Computer, Wireless Companies Seek To Save Cablevision Copyright

Tell D.C. appeals court to leave Second Circuit decision in Cablevision alone

Computer and wireless companies have filed a friend of the court (amicus) brief with the D.C. Court of Appeals related to FilmOn's challenge to a D.C. District court's injunction against the service. It takes no position on the case, but rather asks the court to respect the "right" to copy remotely and deliver private performances of copyrighted works.

They ask that whatever the appeals court decides about the injunction, that it perserve the decision in the Cablevision case, a decision the Second Circuit Court of Appeals used to deny an injunction against similar service Aereo.
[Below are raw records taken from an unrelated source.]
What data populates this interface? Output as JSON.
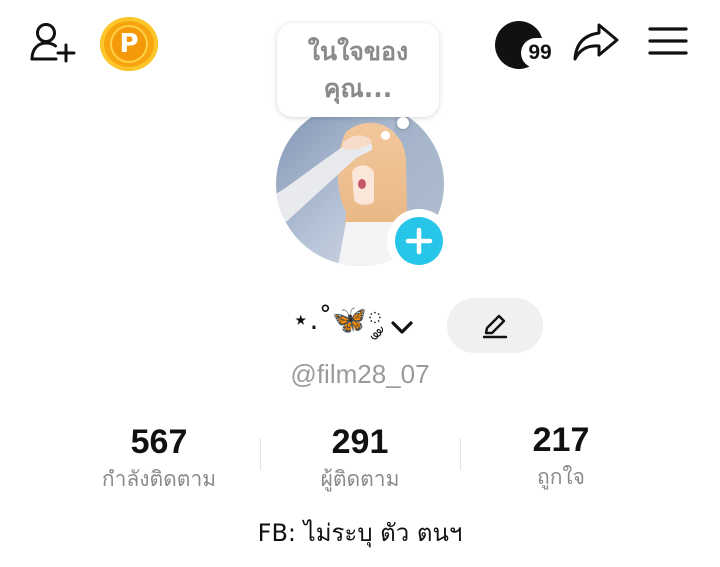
{
  "header": {
    "coin_letter": "P",
    "notification_count": "99",
    "icons": {
      "add_friend": "person-add-icon",
      "coins": "coin-p-icon",
      "notifications": "notification-avatar-icon",
      "share": "share-arrow-icon",
      "menu": "hamburger-menu-icon"
    }
  },
  "profile": {
    "thought_bubble": "ในใจของคุณ...",
    "display_name": "⋆.˚🦋༘",
    "username": "@film28_07",
    "bio": "FB: ไม่ระบุ ตัว ตนฯ",
    "add_photo_color": "#27c6e8"
  },
  "stats": [
    {
      "value": "567",
      "label": "กำลังติดตาม"
    },
    {
      "value": "291",
      "label": "ผู้ติดตาม"
    },
    {
      "value": "217",
      "label": "ถูกใจ"
    }
  ]
}
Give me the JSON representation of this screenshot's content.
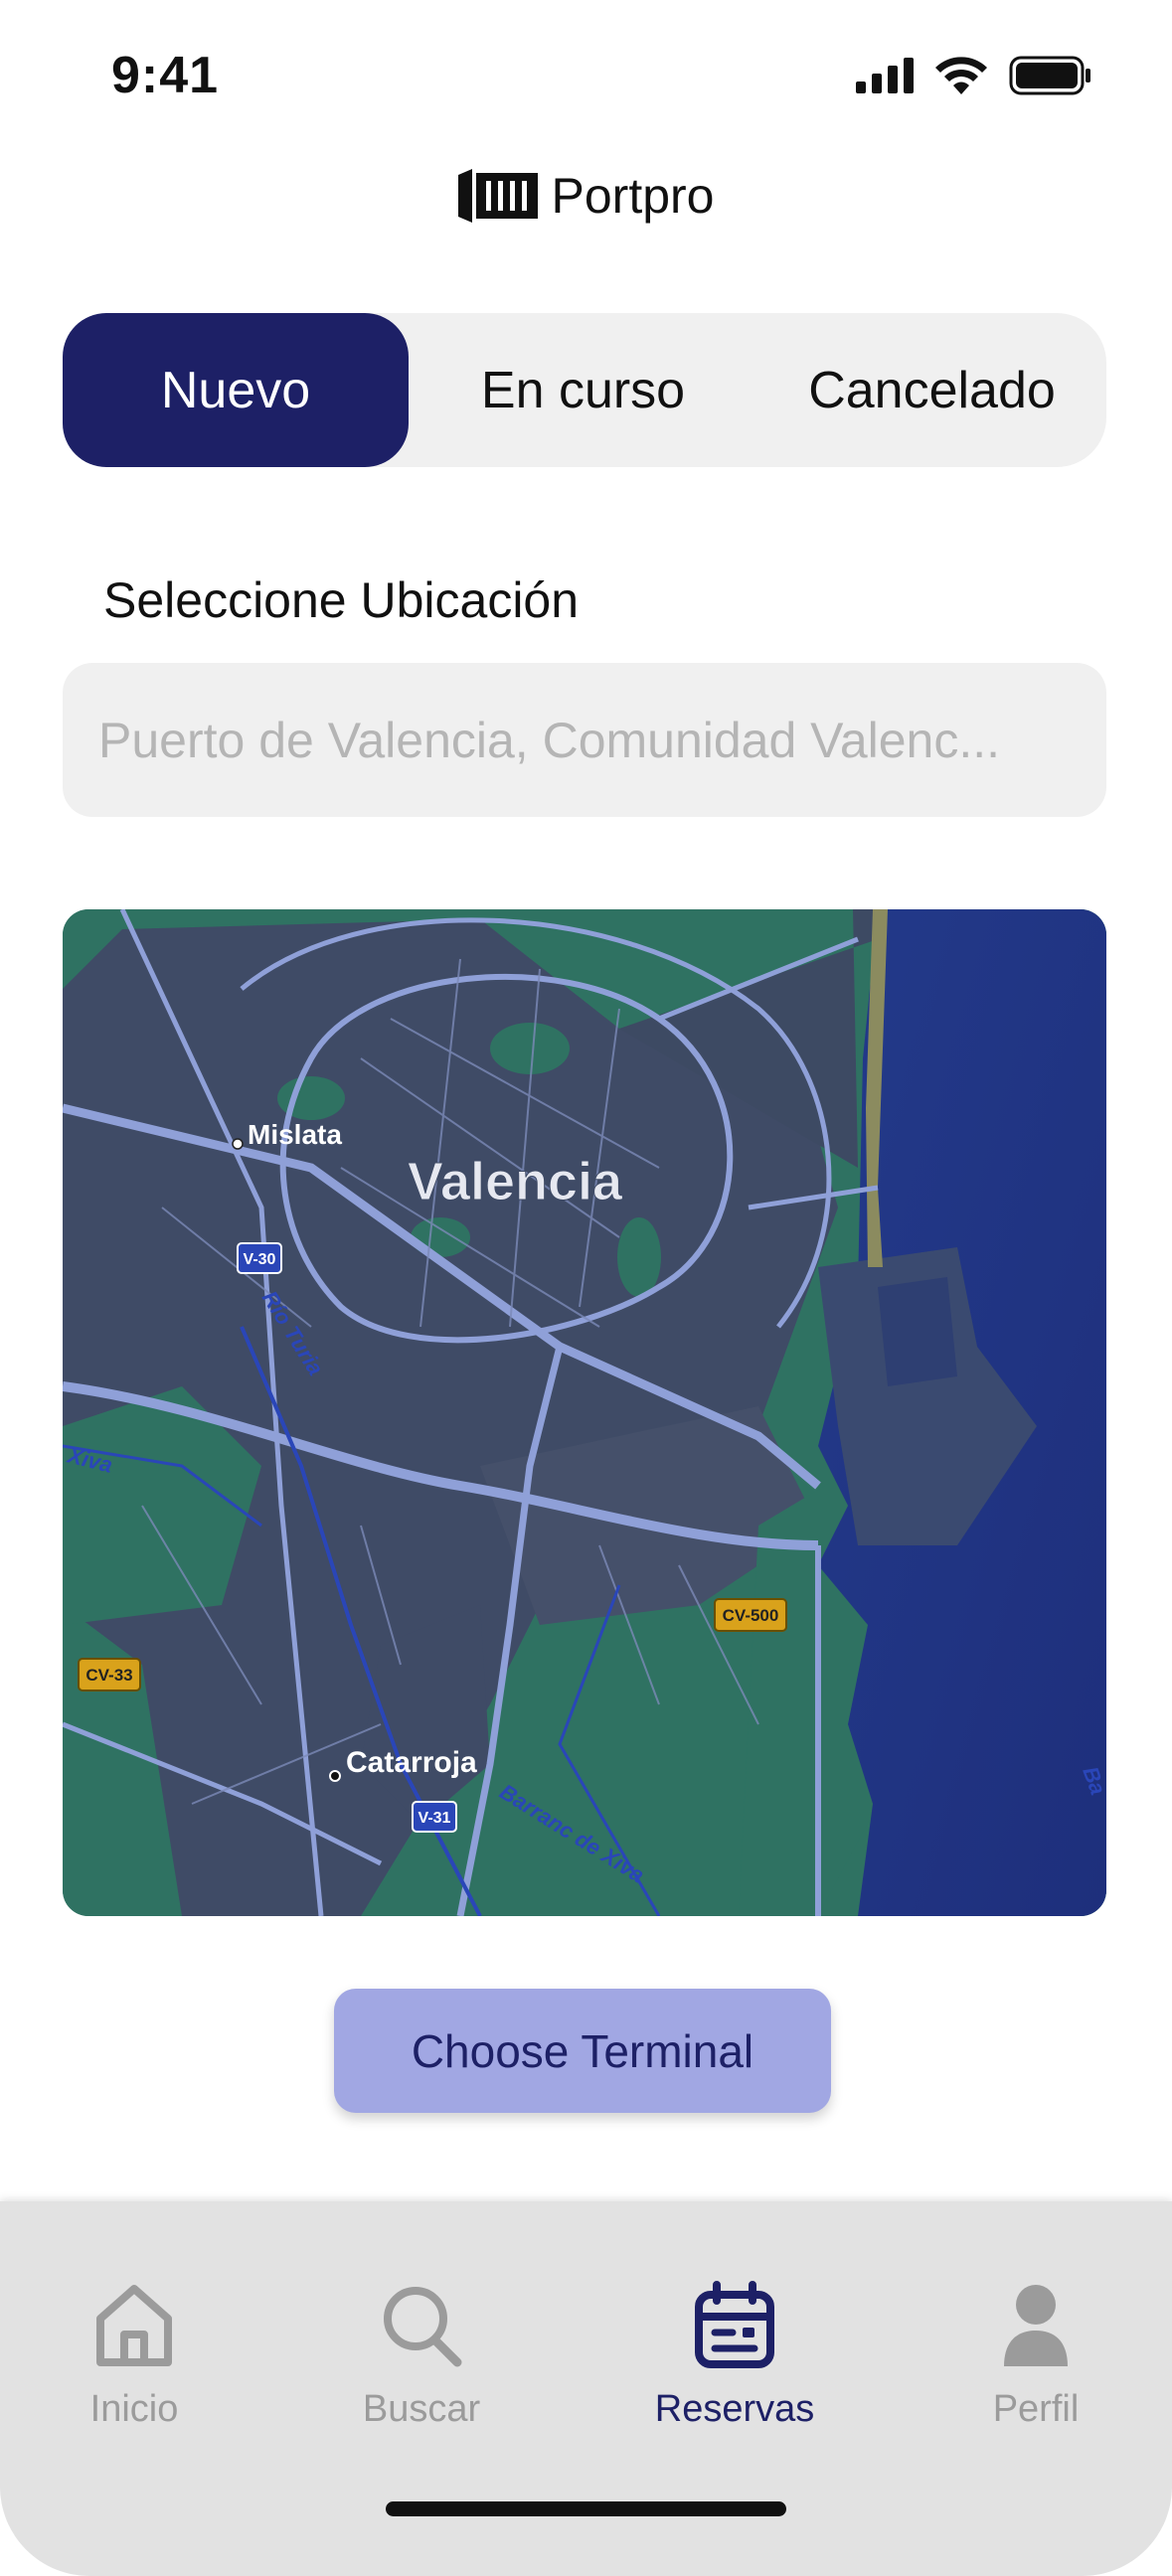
{
  "status_bar": {
    "time": "9:41",
    "icons": [
      "signal-icon",
      "wifi-icon",
      "battery-icon"
    ]
  },
  "brand": {
    "name": "Portpro",
    "logo_icon": "container-icon"
  },
  "tabs": [
    {
      "label": "Nuevo",
      "active": true
    },
    {
      "label": "En curso",
      "active": false
    },
    {
      "label": "Cancelado",
      "active": false
    }
  ],
  "location": {
    "label": "Seleccione Ubicación",
    "placeholder": "Puerto de Valencia, Comunidad Valenc..."
  },
  "map": {
    "city_label": "Valencia",
    "places": [
      "Mislata",
      "Catarroja"
    ],
    "road_shields": [
      "V-30",
      "CV-33",
      "CV-500",
      "V-31"
    ],
    "water_labels": [
      "Río Turia",
      "Barranc de Xiva",
      "Xiva",
      "Ba"
    ]
  },
  "cta": {
    "label": "Choose Terminal"
  },
  "bottom_nav": [
    {
      "label": "Inicio",
      "icon": "home-icon",
      "active": false
    },
    {
      "label": "Buscar",
      "icon": "search-icon",
      "active": false
    },
    {
      "label": "Reservas",
      "icon": "calendar-icon",
      "active": true
    },
    {
      "label": "Perfil",
      "icon": "user-icon",
      "active": false
    }
  ],
  "colors": {
    "primary": "#1d2066",
    "button": "#a1a7e3",
    "inactive": "#9b9b9b",
    "surface": "#f0f0f0"
  }
}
Both Aereo and FilmOn say they, like Cablevision are providing remote access, in their case to free TV station signals and DVR functionality.

In 2008, the same Second Circuit Court of Appeals handed Cablevision a significant victory when it overturned a lower court and said the company was allowed to provide remote DVR functionality to its customers by using massive servers at its head-ends to record programming instead of giving them expensive set-top boxes with hard-disk recorders.

In their filing this week in the D.C. federal Appeals Court, the Computer and Communications Industry Association, joined by CTIA: The Wireless Association, USTelecom and others asked the court to preserve what they see as the basic public performance right upheld in Cablevision that is essential to the future of cloud computing.

"Whatever this Court’s ultimate decision here, it should at a minimum approach this case in a way that preserves the holding in Cablevision and respects and reflects these principles," they tell the court.

Key among those is that "the transmission of a user’s lawful copy of a work to that same user in a manner not capable of being received by others is a private performance that infringes no exclusive right of the rights holder in the underlying work."

Public Knowledge also filed an Amicus brief with the D. C. Circuit. It came down in support of FilmOn, but was also concerned about how the lower court decided to impose the injunction and what that, too, could do to deter innovation.